49-year-old Vardan has disability of first degree, acquired during the 90s war in Hadrut. According to Vardan, they stayed in the snow for days, and since the blood does not flow well in the cold, he started to freeze, as a result of which his feet became frostbitten.

“Then I got injured, the shrapnel remained in my leg, I didn’t deal with it, I didn’t follow up, that’s why it became gangrene over the years. After that, I felt that whenever it was just a little cold, my legs hurt. They started cutting in 2012 until today. Now it has become a vessels problem, and they keep cutting. That’s it. The next one is my hands.”

Medicines needed for treatment are very expensive: 200-300,000 drams [about $500 to 750]. Vardan applied for help to the Artsakh headquarters, the Ministry of Social Affairs, but they refused, because they do not have the opportunity to provide an electric wheelchair.
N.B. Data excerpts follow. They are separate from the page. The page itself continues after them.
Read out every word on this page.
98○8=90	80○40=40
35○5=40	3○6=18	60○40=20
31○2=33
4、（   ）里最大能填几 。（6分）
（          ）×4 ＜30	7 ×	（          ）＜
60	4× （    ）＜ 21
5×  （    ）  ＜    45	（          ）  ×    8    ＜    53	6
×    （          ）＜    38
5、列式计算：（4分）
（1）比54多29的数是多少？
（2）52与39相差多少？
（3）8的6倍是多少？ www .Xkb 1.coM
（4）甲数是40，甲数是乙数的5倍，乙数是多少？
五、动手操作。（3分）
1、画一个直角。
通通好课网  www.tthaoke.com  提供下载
Vardan receives a pension of 36,000 drams monthly. Before the 44-day war, he lived with his mother and sister’s son in Mariamadzor village of Hadrut region of Artsakh. “We became refugees, and my sister’s son died in the war: he was our care taker.” Now Vardan lives with his 73-year-old mother in Metsamor, Armavir marz. His only request is to provide an electric wheelchair. “I don’t want anything else.”